As you know, Model Railroading is a great way to brighten the imagination and a wonderful escape from todays reality.
Keep the positive vibes going! 
As far as trains for girls, the more color, the better. I suppose I love to model Santa Fe because of the wonderful warbonnet paint scheme and the nostalgia of those wonderful advertisements of yester-year. 
Looks like N scale but not sure... Hello Kitty Train Set might be an option.


----------



## Steve Rothstein (Jan 1, 2021)

SF Gal said:


> So nice to hear your Granddaughter is getting some positive influence during this troubling time.
> As you know, Model Railroading is a great way to brighten the imagination and a wonderful escape from todays reality.
> Keep the positive vibes going!
> As far as trains for girls, the more color, the better. I suppose I love to model Santa Fe because of the wonderful warbonnet paint scheme and the nostalgia of those wonderful advertisements of yester-year.
> Looks like N scale but not sure... Hello Kitty Train Set might be an option.


Thanks, SF GAL. That is the set we bought at the LHS. She is definitely getting that one. Being a typical little girl, she likes Hello Kitty and she likes pink (her motorcycle helmet she picked out is also pink). As a side bonus, her mother doesn't like pink because it is too girly, so I get to tease her at the same time. I have also been really strongly considering the Santa Fe F7 Warbonnet freight train set that Kato sells. I like it for how iconic it is, but I think you have a point about her liking the colors too.

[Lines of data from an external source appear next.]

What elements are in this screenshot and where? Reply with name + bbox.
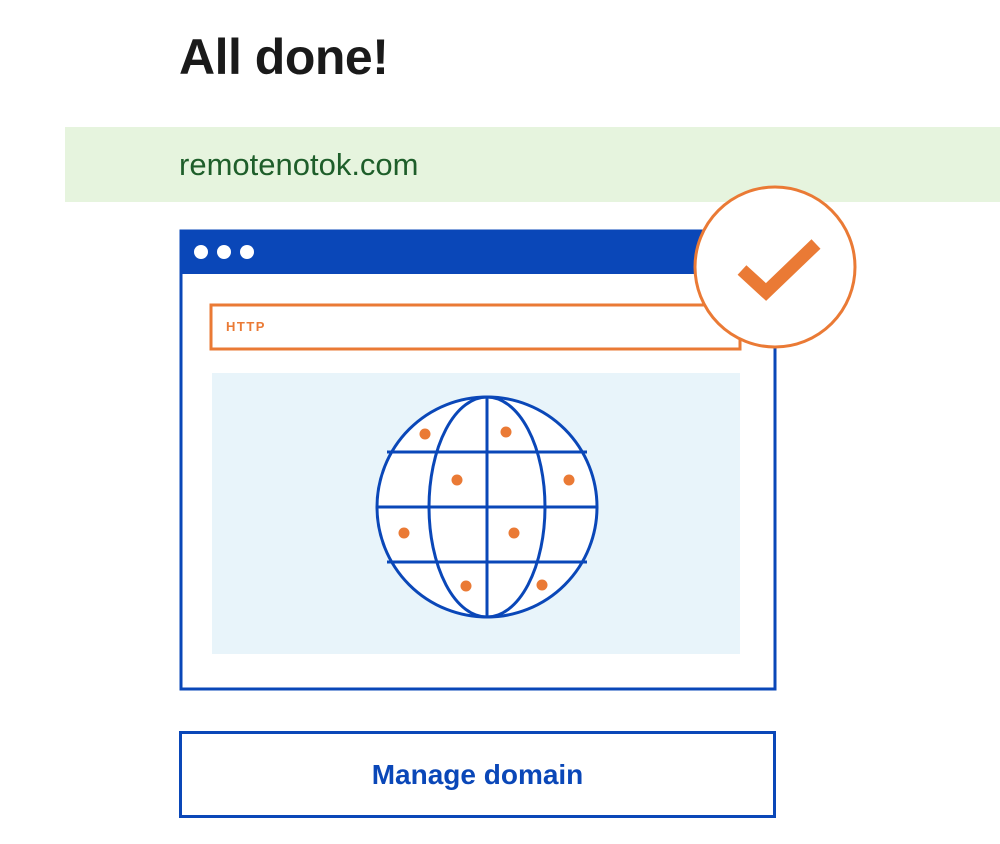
window-dot-icon — [217, 245, 231, 259]
address-bar-label: HTTP — [226, 319, 266, 334]
address-bar: HTTP — [209, 303, 742, 351]
browser-content-area — [212, 373, 740, 654]
browser-titlebar — [180, 230, 776, 274]
globe-dots — [398, 426, 575, 592]
checkmark-icon — [693, 185, 857, 349]
domain-banner: remotenotok.com — [65, 127, 1000, 202]
window-dot-icon — [240, 245, 254, 259]
window-dot-icon — [194, 245, 208, 259]
page-title: All done! — [179, 29, 389, 85]
browser-window — [179, 229, 777, 691]
manage-domain-button[interactable]: Manage domain — [179, 731, 776, 818]
globe-icon — [375, 395, 599, 619]
domain-name: remotenotok.com — [179, 147, 419, 182]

I was just talking with her mother and I am thinking more and more that the correct thing would be to take her to a hobby shop and let her pick out what she likes best. I had her pick out the freight cars to give my son on one trip, and she had fun looking for "different" cars. She comes back to my daughter from the ex in July, so the next weekend I can give her the set is her birthday weekend. That gives me time to look around and decide.


----------



## Steve Rothstein (Jan 1, 2021)

Here is the video I made at my granddaughter's birthday party. At first, she did not want to be in the video at all, but by the end, you will see how happy she is with the trains.


----------